If you have never had the chance to read Clive Barker's short story "The Hellbound Heart" I strongly suggest you do so. It is an incredibly sick and twisted book that is both brutal and straight to the point, clocking in at only 164 pages. "The Hellbound Heart" focuses on a mysterious puzzle box known as the Lament Configuration. When opened the box is said to revile a place of great pleasure to its owner. However in actuality the puzzle box is home to a group of very disturbing creatures known as The Cenobites. Devilish looking creatures straight out of the depths of hell they see little difference between extreme pleasure and extreme pain. "The Hellbound Heart" was first published in November of 1986 and it would not take long for Hollywood to come knocking at the door of author Clive Barker. A little less than a year later, September of 1987 to be exact, Barkers novel would be released as a major motion picture. Hellraiser was a horror film the likes of which mainstream horror had not seen in years. In fact it many will argue that Hellraiser was the original "torture porn" film that would later go on to inspire films such as Saw and Hostel.

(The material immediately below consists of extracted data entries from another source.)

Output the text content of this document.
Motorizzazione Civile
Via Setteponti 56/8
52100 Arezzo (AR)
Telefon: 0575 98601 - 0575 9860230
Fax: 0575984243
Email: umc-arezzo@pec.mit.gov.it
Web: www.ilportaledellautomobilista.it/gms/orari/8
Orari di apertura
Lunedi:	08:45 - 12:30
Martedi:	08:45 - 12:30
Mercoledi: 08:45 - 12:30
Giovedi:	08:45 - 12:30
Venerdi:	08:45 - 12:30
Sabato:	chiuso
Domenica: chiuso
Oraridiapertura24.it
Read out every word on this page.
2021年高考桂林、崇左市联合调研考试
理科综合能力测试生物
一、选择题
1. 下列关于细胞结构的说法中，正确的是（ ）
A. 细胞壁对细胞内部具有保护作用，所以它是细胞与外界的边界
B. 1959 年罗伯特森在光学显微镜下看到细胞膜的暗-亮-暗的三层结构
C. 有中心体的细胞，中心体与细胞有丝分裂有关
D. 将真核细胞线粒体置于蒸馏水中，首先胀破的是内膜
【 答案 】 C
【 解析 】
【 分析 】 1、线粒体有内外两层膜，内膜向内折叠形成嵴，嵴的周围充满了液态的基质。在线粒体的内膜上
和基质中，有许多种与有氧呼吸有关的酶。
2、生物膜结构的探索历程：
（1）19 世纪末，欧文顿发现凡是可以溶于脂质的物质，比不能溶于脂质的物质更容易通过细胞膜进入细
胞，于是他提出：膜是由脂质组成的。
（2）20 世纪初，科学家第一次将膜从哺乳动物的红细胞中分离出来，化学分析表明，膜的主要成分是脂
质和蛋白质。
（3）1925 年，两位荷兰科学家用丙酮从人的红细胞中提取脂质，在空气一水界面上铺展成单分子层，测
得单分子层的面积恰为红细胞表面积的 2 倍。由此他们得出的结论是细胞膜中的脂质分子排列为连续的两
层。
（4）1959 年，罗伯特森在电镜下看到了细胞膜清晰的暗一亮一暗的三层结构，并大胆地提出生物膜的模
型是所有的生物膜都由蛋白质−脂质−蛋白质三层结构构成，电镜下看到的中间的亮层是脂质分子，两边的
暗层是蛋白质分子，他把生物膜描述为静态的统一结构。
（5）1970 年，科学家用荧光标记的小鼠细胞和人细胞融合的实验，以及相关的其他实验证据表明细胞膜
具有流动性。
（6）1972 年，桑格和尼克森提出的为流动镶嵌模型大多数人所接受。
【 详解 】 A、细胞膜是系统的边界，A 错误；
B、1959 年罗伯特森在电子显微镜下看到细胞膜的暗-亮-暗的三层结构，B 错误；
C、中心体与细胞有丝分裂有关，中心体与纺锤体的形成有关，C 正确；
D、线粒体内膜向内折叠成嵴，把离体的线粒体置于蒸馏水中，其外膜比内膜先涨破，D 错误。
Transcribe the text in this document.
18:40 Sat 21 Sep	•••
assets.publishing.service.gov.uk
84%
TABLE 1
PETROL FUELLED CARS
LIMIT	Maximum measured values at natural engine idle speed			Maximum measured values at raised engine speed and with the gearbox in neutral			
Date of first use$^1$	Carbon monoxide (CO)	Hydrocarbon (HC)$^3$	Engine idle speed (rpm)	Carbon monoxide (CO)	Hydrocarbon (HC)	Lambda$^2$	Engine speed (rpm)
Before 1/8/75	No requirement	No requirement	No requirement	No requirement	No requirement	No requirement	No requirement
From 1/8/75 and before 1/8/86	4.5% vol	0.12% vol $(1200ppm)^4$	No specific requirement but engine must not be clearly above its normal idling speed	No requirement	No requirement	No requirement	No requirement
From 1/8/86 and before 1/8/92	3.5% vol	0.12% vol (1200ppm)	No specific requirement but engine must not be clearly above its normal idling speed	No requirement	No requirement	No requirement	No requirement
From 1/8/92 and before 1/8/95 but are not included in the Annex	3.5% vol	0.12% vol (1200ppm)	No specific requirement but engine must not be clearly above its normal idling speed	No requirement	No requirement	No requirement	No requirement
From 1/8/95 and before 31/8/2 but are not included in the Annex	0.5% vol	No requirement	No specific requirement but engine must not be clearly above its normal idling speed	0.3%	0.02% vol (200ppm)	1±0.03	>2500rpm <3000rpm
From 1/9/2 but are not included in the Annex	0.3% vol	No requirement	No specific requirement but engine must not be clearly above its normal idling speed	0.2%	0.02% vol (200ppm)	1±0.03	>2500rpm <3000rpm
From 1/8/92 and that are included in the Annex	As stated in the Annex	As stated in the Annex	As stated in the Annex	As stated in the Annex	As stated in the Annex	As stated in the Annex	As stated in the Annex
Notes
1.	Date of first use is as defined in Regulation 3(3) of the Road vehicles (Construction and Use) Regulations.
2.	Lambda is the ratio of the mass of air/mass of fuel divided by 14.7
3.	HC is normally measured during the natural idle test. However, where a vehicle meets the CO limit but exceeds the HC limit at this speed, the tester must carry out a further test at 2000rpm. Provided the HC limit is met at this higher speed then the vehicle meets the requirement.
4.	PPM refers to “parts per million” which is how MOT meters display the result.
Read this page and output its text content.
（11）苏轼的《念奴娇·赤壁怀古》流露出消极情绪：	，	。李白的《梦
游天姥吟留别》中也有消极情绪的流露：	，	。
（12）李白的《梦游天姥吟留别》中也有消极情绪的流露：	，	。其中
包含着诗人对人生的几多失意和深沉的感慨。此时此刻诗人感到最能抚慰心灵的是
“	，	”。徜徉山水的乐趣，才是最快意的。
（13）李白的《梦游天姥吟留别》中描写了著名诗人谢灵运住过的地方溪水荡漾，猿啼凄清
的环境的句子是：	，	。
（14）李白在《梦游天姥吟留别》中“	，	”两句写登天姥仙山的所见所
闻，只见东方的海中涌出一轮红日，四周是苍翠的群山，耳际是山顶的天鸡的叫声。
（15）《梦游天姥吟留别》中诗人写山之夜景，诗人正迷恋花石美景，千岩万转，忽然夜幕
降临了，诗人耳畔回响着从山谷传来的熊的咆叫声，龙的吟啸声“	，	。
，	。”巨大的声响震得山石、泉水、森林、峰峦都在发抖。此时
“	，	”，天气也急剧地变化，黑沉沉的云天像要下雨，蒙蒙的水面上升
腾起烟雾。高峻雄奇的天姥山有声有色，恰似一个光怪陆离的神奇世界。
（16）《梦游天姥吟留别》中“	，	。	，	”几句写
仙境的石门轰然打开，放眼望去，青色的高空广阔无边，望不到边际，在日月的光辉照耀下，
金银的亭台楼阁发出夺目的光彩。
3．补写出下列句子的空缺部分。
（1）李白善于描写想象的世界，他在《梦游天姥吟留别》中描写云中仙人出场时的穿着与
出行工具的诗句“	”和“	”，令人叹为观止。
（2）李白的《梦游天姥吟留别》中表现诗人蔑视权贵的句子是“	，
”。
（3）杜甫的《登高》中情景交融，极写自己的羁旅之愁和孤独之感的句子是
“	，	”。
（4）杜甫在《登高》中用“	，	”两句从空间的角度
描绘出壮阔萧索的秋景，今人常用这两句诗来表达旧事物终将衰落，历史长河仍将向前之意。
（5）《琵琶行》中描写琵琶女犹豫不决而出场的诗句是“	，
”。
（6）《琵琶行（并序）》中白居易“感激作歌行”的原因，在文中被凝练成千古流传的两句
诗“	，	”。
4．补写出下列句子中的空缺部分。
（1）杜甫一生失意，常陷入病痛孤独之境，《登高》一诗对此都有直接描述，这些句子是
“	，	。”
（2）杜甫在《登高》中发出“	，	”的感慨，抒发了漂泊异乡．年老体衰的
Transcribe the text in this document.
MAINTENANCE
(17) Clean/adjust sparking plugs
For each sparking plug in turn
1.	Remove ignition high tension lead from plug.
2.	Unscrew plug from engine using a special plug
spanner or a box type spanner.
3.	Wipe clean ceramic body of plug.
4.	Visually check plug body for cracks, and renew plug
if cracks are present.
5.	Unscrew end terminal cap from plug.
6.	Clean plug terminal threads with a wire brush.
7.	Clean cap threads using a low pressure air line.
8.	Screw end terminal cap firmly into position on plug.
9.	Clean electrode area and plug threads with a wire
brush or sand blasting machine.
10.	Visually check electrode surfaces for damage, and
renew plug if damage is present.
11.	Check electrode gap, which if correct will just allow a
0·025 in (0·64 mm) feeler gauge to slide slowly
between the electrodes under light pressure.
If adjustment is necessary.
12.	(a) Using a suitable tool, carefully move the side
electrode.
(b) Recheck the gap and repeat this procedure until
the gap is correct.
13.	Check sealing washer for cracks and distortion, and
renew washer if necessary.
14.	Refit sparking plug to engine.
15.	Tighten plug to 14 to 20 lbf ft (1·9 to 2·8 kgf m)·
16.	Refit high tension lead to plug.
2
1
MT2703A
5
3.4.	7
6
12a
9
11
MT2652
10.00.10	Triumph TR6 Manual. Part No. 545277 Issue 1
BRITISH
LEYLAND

Hellraiser is an adaptation of the short story "The Hellbound Heart". Written and directed by author Clive Barker this 1987 film features a very solid cast headlined by seasoned actor Andrew Robinson, who stars as Larry Cotton. Though it goes without saying that the real star of the show is Doug Bradley and his amazing portrait as "The Lead Cenobite" aka Pinhead. I have often viewed Pinhead as the bastard stepchild of sorts of 80's horror movie icons. Freddy, Jason, and Michael Myers always seem to get top billing while Pinhead falls to either the second or third tier, often lumped in with much lesser films. This is despite the fact that Pinhead is, pun not intended, a much more fleshed out character than the top three.
Michael Myers was never fully explained why he killed and was ultimately just a guy in a white mask. Jason Voorhees was never able to keep any sort of continuity from film to film, sometimes being portrayed as human while others coming off as some sort of mythological super being. Freddy Kruger seemed to have the most potential but quickly turned into a parody of himself, being quicker to make jokes than appear frightful on screen. Pinhead on the other hand has lasted through nine sequels and has not cracked one joke, said or done a single nice thing throughout. He remains constant and vigilant in preforming his job, to unleash pain and suffering on those who disturb him. You see unlike all the other horror icons who either kill for fun, because they are crazy, or for some sort of revenge, to Pinhead it is all work. He is completely unpartial and unbiased in his doing. Actor Doug Bradley brings a very minimalistic approach to the character where less is more, making Pinhead seem almost uninterested in what he is doing. It all comes and works on a much deeper level than your standard horror movie serial killer.
Also working on a deeper level than your typical slasher film is Barker's story. A lessor author / director might be inclined to spend the whole film around the Pinhead character and the rest of the Cenobites. Instead Clive spends the proper time to paint an image of the Cotton family and the troubles they face every day. A sexually frustrated wife (Julie) in a failing marriage with a husband (Larry) who likes to pretends that everything is alright. Her stepdaughter Kirsty, who ultimately disapproves of her fathers new marriage and does not get along with Julie in the slightest. This is really where the films plot lies, is within these character driven moments. The horrific Cenobites simply intersect the films narrative and serve as a backdrop to the horrors that this family puts each-other through.
Of course when things do go wrong with the Cenobites there is, no pun intended, hell to pay. It is bloody, it is disgusting, and it is brutal. All coming out in a time long before CGI the special effects in Hellraiser are top of the line. Easily some of the best and most frightening work to come out of the 1980's cinema, Hellraiser manages to bring about and show you some truly horrific sights. The Cenobites are all about pain and suffering so there are no quick deaths. Everything is maliciously planned out and executed in the same manor that a conductor would conduct an orchestra. Hellraiser will stick with you long after you turn off your DVD player and that is why it is most definitely a 'Halloween Horror Recommendation!"